Women with more education live a lot longer than women with less education. Like, 10 years longer. More educated men also live longer, but the difference is greater for women than men. The good news is that with the younger generations, women tend to be better educated. Still, investing in and planning for educational opportunities is something that should be a strong consideration for all of us.
One of the ways to plan for this is to structure educational incentives for children or grandchildren. As in, you’ll get an inheritance if you graduate with at least a 3.0 from an accredited educational institution, but you’ll (get less, not get anything, or not be able to control your own money) if you do not.
70% of Americans turning 65 can expect to use some form of long-term care in their lives; women generally need care longer than men. According to the Alzheimer’s Association’s 2014 Facts & Figures, women are almost twice as likely as men to develop Alzheimer’s in their lifetime, and women are disproportionately the caregivers of those that are suffering from this devastating disease.
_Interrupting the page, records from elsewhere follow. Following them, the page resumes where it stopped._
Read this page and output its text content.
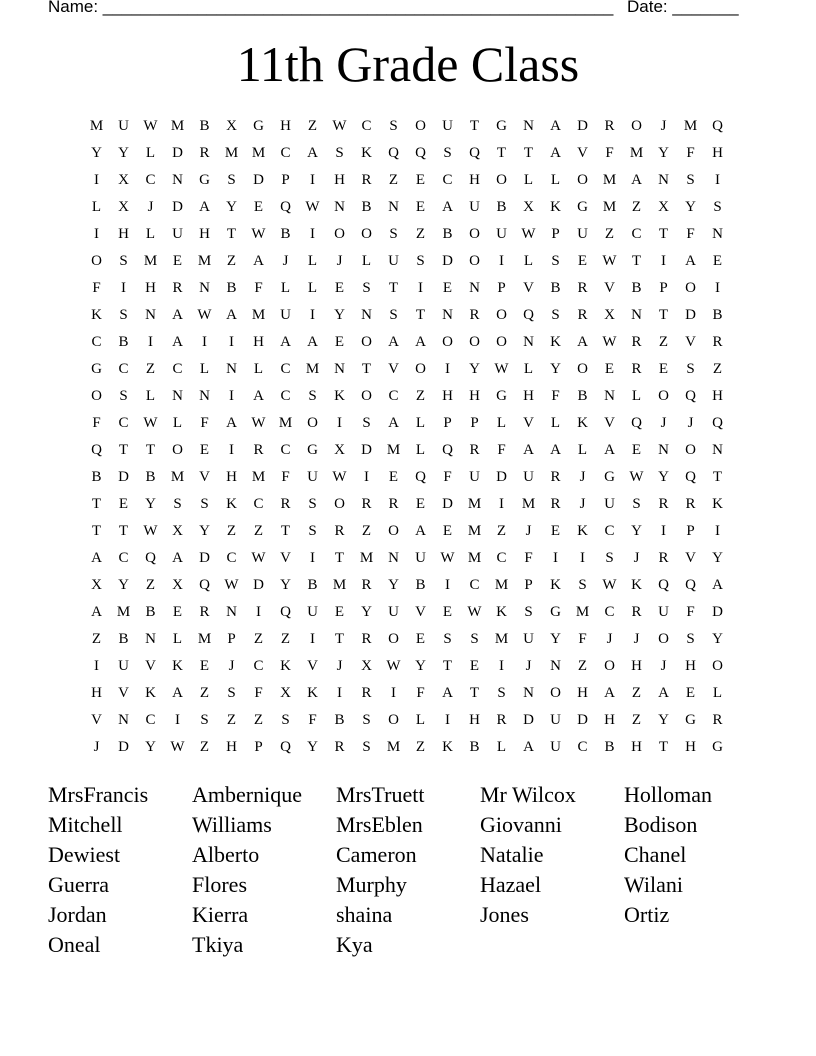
Name: ______________________________________________________ Date: _______
11th Grade Class
M U W M	B	X	G	H	Z	W C	S	O	U	T	G	N	A	D	R	O	J	M Q
Y	Y	L	D	R	M M	C	A	S	K	Q	Q	S	Q	T	T	A	V	F	M Y	F	H
I	X	C	N	G	S	D	P	I	H	R	Z	E	C	H	O	L	L	O M A	N	S	I
L	X	J	D	A	Y	E	Q W N	B	N	E	A	U	B	X	K	G M	Z	X	Y	S
I	H	L	U	H	T	W B	I	O	O	S	Z	B	O	U W	P	U	Z	C	T	F	N
O	S	M	E	M	Z	A	J	L	J	L	U	S	D	O	I	L	S	E	W	T	I	A	E
F	I	H	R	N	B	F	L	L	E	S	T	I	E	N	P	V	B	R	V	B	P	O	I
K	S	N	A W A M U	I	Y	N	S	T	N	R	O	Q	S	R	X	N	T	D	B
C	B	I	A	I	I	H	A	A	E	O	A	A	O	O	O	N	K	A W R	Z	V	R
G	C	Z	C	L	N	L	C	M N	T	V	O	I	Y W	L	Y	O	E	R	E	S	Z
O	S	L	N	N	I	A	C	S	K	O	C	Z	H	H	G	H	F	B	N	L	O	Q	H
F	C W	L	F	A W M O	I	S	A	L	P	P	L	V	L	K	V	Q	J	J	Q
Q	T	T	O	E	I	R	C	G	X	D M	L	Q	R	F	A	A	L	A	E	N	O	N
B	D	B	M V	H M	F	U W	I	E	Q	F	U	D	U	R	J	G W Y	Q	T
T	E	Y	S	S	K	C	R	S	O	R	R	E	D M	I	M	R	J	U	S	R	R	K
T	T	W X	Y	Z	Z	T	S	R	Z	O	A	E	M	Z	J	E	K	C	Y	I	P	I
A	C	Q	A	D	C W V	I	T	M N	U W M	C	F	I	I	S	J	R	V	Y
X	Y	Z	X	Q W D	Y	B	M	R	Y	B	I	C	M	P	K	S	W K	Q	Q	A
A M	B	E	R	N	I	Q	U	E	Y	U	V	E	W K	S	G M	C	R	U	F	D
Z	B	N	L	M	P	Z	Z	I	T	R	O	E	S	S	M U	Y	F	J	J	O	S	Y
I	U	V	K	E	J	C	K	V	J	X W Y	T	E	I	J	N	Z	O	H	J	H	O
H	V	K	A	Z	S	F	X	K	I	R	I	F	A	T	S	N	O	H	A	Z	A	E	L
V	N	C	I	S	Z	Z	S	F	B	S	O	L	I	H	R	D	U	D	H	Z	Y	G	R
J	D	Y W	Z	H	P	Q	Y	R	S	M	Z	K	B	L	A	U	C	B	H	T	H	G
MrsFrancis	Ambernique	MrsTruett	Mr Wilcox	Holloman
Mitchell	Williams	MrsEblen	Giovanni	Bodison
Dewiest	Alberto	Cameron	Natalie	Chanel
Guerra	Flores	Murphy	Hazael	Wilani
Jordan	Kierra	shaina	Jones	Ortiz
Oneal	Tkiya	Kya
The cost of long-term care is staggering for most people; Medicare and regular insurance doesn’t cover the costs associated with the need for long term care and for this reason, women are more at risk of outliving their money. This may account for the fact that women are more likely than men to have received an entitlement benefit (61% vs. 49%).
This additional need for healthcare and the burdens of the cost on women (both directly, when they are the ones that need the care, and indirectly, when they are the caregivers) accounts for a significant risk related to financial insecurity.
Prevention here requires careful, smart planning. Exploring insurance options (long term care and/or life), retirement strategies that contemplate widowhood and the need for long term care, and legal tools to protect money and assets with an attorney that specializes in elder law and asset protection is a necessary component of overall healthcare and financial security to reduce the risks of financial insecurity.